STAMFORD, Conn. — Political dignitaries, family and friends are gathering Friday to honor the late Joe Lieberman at a funeral service in Stamford, Connecticut, the hometown of the four-term U.S. senator who grew up as the son of a liquor store owner and came within hundreds of votes of becoming the first Jewish vice president in 2000.

Lieberman died Wednesday in New York City from complications from a fall, according to his family. He was 82.

Services will be held at Congregation Agudath Sholom in Stamford. For Lieberman, a self-described “observant jew” who followed the rules of the Jewish Sabbath from sundown Friday to sundown Saturday, the congregation played a key role early on in his life.

He once recalled how the congregation’s former synagogue building was “a place that gave me the first sense of religion; a very special uplift,” according to a posting on the congregation’s website.

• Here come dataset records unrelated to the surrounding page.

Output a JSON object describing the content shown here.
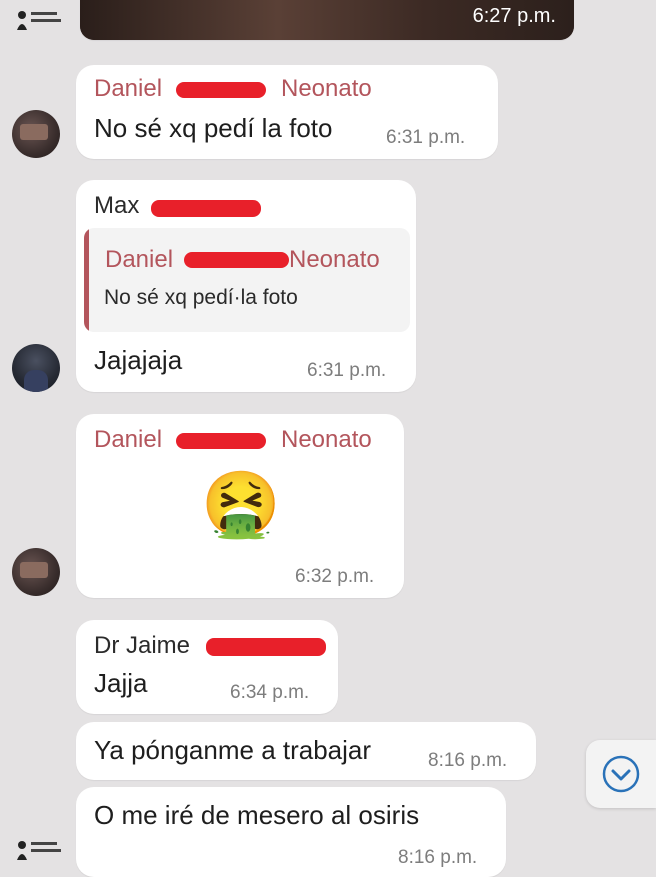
{
  "photo_message": {
    "time": "6:27 p.m."
  },
  "messages": [
    {
      "sender": "Daniel",
      "sender_tail": "Neonato",
      "text": "No sé xq pedí la foto",
      "time": "6:31 p.m."
    },
    {
      "sender": "Max",
      "reply_sender": "Daniel",
      "reply_sender_tail": "Neonato",
      "reply_text": "No sé xq pedí·la foto",
      "text": "Jajajaja",
      "time": "6:31 p.m."
    },
    {
      "sender": "Daniel",
      "sender_tail": "Neonato",
      "emoji": "🤮",
      "time": "6:32 p.m."
    },
    {
      "sender": "Dr Jaime",
      "text": "Jajja",
      "time": "6:34 p.m."
    },
    {
      "text": "Ya pónganme a trabajar",
      "time": "8:16 p.m."
    },
    {
      "text": "O me iré de mesero al osiris",
      "time": "8:16 p.m."
    }
  ],
  "icons": {
    "scroll_down": "chevron-down-icon",
    "logo": "dr-jaime-quesada-logo"
  },
  "colors": {
    "background": "#e4e2e3",
    "bubble": "#ffffff",
    "sender_name": "#b3555c",
    "redaction": "#e8202a",
    "scroll_button": "#2a72b8"
  }
}
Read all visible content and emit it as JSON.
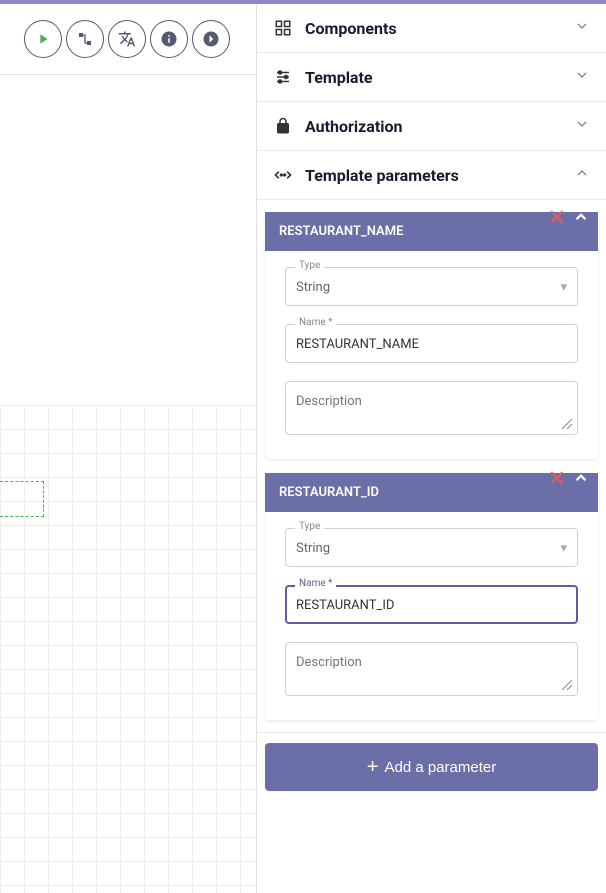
{
  "sections": {
    "components": {
      "label": "Components"
    },
    "template": {
      "label": "Template"
    },
    "authorization": {
      "label": "Authorization"
    },
    "template_params": {
      "label": "Template parameters"
    }
  },
  "params": [
    {
      "title": "RESTAURANT_NAME",
      "type_label": "Type",
      "type_value": "String",
      "name_label": "Name",
      "name_value": "RESTAURANT_NAME",
      "desc_placeholder": "Description",
      "desc_value": "",
      "focused": false
    },
    {
      "title": "RESTAURANT_ID",
      "type_label": "Type",
      "type_value": "String",
      "name_label": "Name",
      "name_value": "RESTAURANT_ID",
      "desc_placeholder": "Description",
      "desc_value": "",
      "focused": true
    }
  ],
  "add_button": {
    "label": "Add a parameter"
  }
}
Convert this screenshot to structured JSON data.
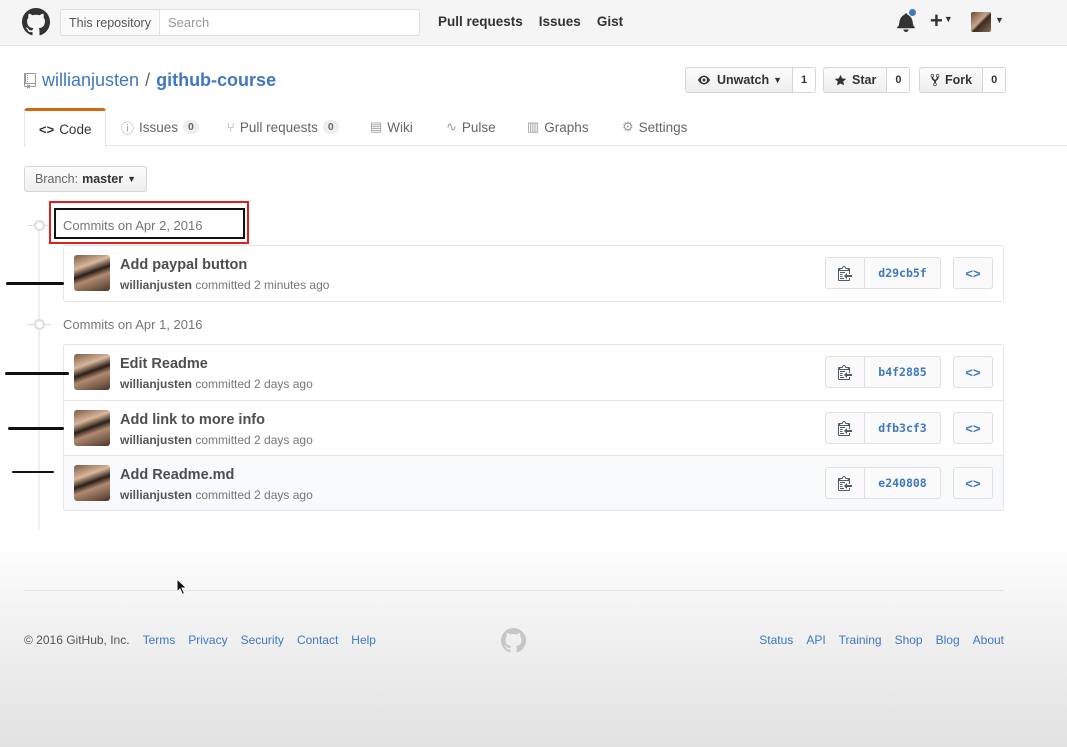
{
  "header": {
    "search_scope": "This repository",
    "search_placeholder": "Search",
    "nav": [
      "Pull requests",
      "Issues",
      "Gist"
    ],
    "plus_label": "+"
  },
  "repo": {
    "owner": "willianjusten",
    "separator": "/",
    "name": "github-course",
    "unwatch_label": "Unwatch",
    "unwatch_count": "1",
    "star_label": "Star",
    "star_count": "0",
    "fork_label": "Fork",
    "fork_count": "0"
  },
  "tabs": {
    "code": "Code",
    "issues": "Issues",
    "issues_count": "0",
    "pulls": "Pull requests",
    "pulls_count": "0",
    "wiki": "Wiki",
    "pulse": "Pulse",
    "graphs": "Graphs",
    "settings": "Settings"
  },
  "branch": {
    "label": "Branch:",
    "name": "master"
  },
  "groups": [
    {
      "title": "Commits on Apr 2, 2016",
      "commits": [
        {
          "message": "Add paypal button",
          "author": "willianjusten",
          "when": "committed 2 minutes ago",
          "sha": "d29cb5f"
        }
      ]
    },
    {
      "title": "Commits on Apr 1, 2016",
      "commits": [
        {
          "message": "Edit Readme",
          "author": "willianjusten",
          "when": "committed 2 days ago",
          "sha": "b4f2885"
        },
        {
          "message": "Add link to more info",
          "author": "willianjusten",
          "when": "committed 2 days ago",
          "sha": "dfb3cf3"
        },
        {
          "message": "Add Readme.md",
          "author": "willianjusten",
          "when": "committed 2 days ago",
          "sha": "e240808"
        }
      ]
    }
  ],
  "footer": {
    "copyright": "© 2016 GitHub, Inc.",
    "left_links": [
      "Terms",
      "Privacy",
      "Security",
      "Contact",
      "Help"
    ],
    "right_links": [
      "Status",
      "API",
      "Training",
      "Shop",
      "Blog",
      "About"
    ]
  },
  "icons": {
    "logo": "octocat-icon",
    "bell": "bell-icon",
    "eye": "eye-icon",
    "star": "star-icon",
    "fork": "fork-icon",
    "copy": "clipboard-icon",
    "browse": "code-brackets-icon"
  },
  "colors": {
    "link": "#4078c0",
    "tab_accent": "#d26911",
    "highlight_red": "#e0201a"
  }
}
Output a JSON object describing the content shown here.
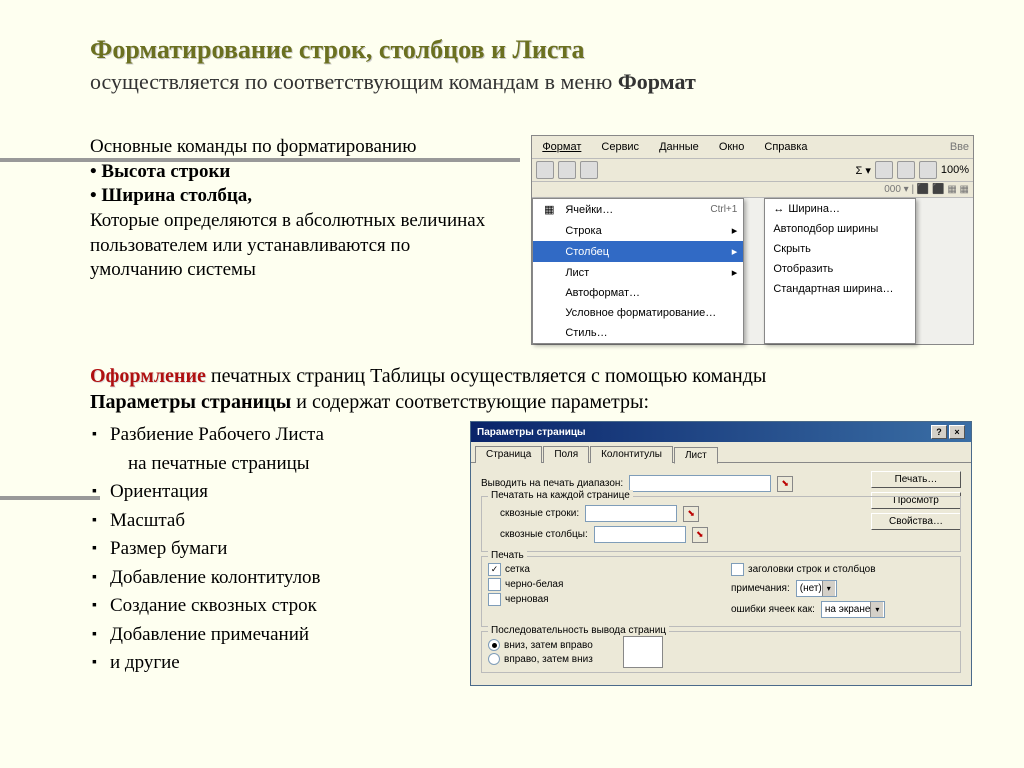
{
  "title": "Форматирование строк, столбцов и Листа",
  "subtitle_pre": "осуществляется   по соответствующим командам в меню ",
  "subtitle_bold": "Формат",
  "sec1": {
    "line1": "Основные команды по форматированию",
    "b1": "Высота строки",
    "b2": "Ширина столбца,",
    "line2": "Которые определяются в абсолютных величинах пользователем или устанавливаются по умолчанию системы"
  },
  "menu": {
    "bar": [
      "Формат",
      "Сервис",
      "Данные",
      "Окно",
      "Справка"
    ],
    "vve": "Вве",
    "zoom": "100%",
    "items": {
      "cells": "Ячейки…",
      "cells_sc": "Ctrl+1",
      "row": "Строка",
      "col": "Столбец",
      "sheet": "Лист",
      "autof": "Автоформат…",
      "cond": "Условное форматирование…",
      "style": "Стиль…"
    },
    "sub": {
      "width": "Ширина…",
      "autofit": "Автоподбор ширины",
      "hide": "Скрыть",
      "show": "Отобразить",
      "std": "Стандартная ширина…"
    }
  },
  "oform": {
    "red": "Оформление",
    "t1": " печатных страниц Таблицы осуществляется с помощью команды ",
    "bold": "Параметры страницы",
    "t2": " и содержат соответствующие параметры:",
    "list": [
      "Разбиение Рабочего Листа",
      "   на печатные страницы",
      "Ориентация",
      "Масштаб",
      "Размер бумаги",
      "Добавление колонтитулов",
      "Создание сквозных строк",
      "Добавление примечаний",
      "и другие"
    ]
  },
  "dlg": {
    "title": "Параметры страницы",
    "tabs": [
      "Страница",
      "Поля",
      "Колонтитулы",
      "Лист"
    ],
    "print_range": "Выводить на печать диапазон:",
    "each_page": "Печатать на каждой странице",
    "through_rows": "сквозные строки:",
    "through_cols": "сквозные столбцы:",
    "print_group": "Печать",
    "cb_grid": "сетка",
    "cb_bw": "черно-белая",
    "cb_draft": "черновая",
    "cb_headers": "заголовки строк и столбцов",
    "notes": "примечания:",
    "notes_val": "(нет)",
    "errors": "ошибки ячеек как:",
    "errors_val": "на экране",
    "order": "Последовательность вывода страниц",
    "r1": "вниз, затем вправо",
    "r2": "вправо, затем вниз",
    "btn_print": "Печать…",
    "btn_preview": "Просмотр",
    "btn_props": "Свойства…"
  }
}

“I feel very lucky — my adherence to the Jewish tradition is really an asset,” he said. “Religious Catholics and Protestants find a bond of common value with my beliefs and stand. It is this that makes me so proud of being an American.”

Top Connecticut Democrats, including former Sen. Chris Dodd, Sens. Richard Blumenthal and Chris Murphy and Gov. Ned Lamont, Lieberman’s one-time rival for the Senate seat, are expected to attend the services Friday morning. A second public memorial is expected to be held at a future date.

Lieberman, a former state Senate leader and attorney general, was known for his pragmatic, independent streak. A moderate Democrat who ended up running as an independent to win a fourth term in the Senate, Lieberman came close to becoming Republican John McCain’s running mate in 2008. However, conservatives balked at the idea of tapping Lieberman, who was known for supporting gay rights, civil rights, abortion rights and environmental causes while taking a hawkish stand on military and national security matters.

President Joe Biden on Thursday called Lieberman a friend, someone who was “principled, steadfast and unafraid to stand up for what he thought was right.”

“Joe believed in a shared purpose of serving something bigger than ourselves,” Biden, who served 20 years in the Senate with Lieberman, said in his statement. “He lived the values of his faith as he worked to repair the wounds of the world.”

Lieberman came tantalizingly close to winning the vice presidency in the contentious 2000 presidential contest that was decided by a 537-vote margin victory for George W. Bush in Florida after a drawn-out recount, legal challenges and a Supreme Court decision. He was the first Jewish candidate on a major party’s presidential ticket.

Over the last decade, Lieberman helped lead No Labels, a centrist third-party movement that has said it will offer as-yet-unnamed candidates for president and vice president this year. Some groups aligned with Democrats oppose the effort, fearing it will help presumptive Republican nominee Donald Trump win the White House.

Lieberman and his wife, Hadassah, have four children.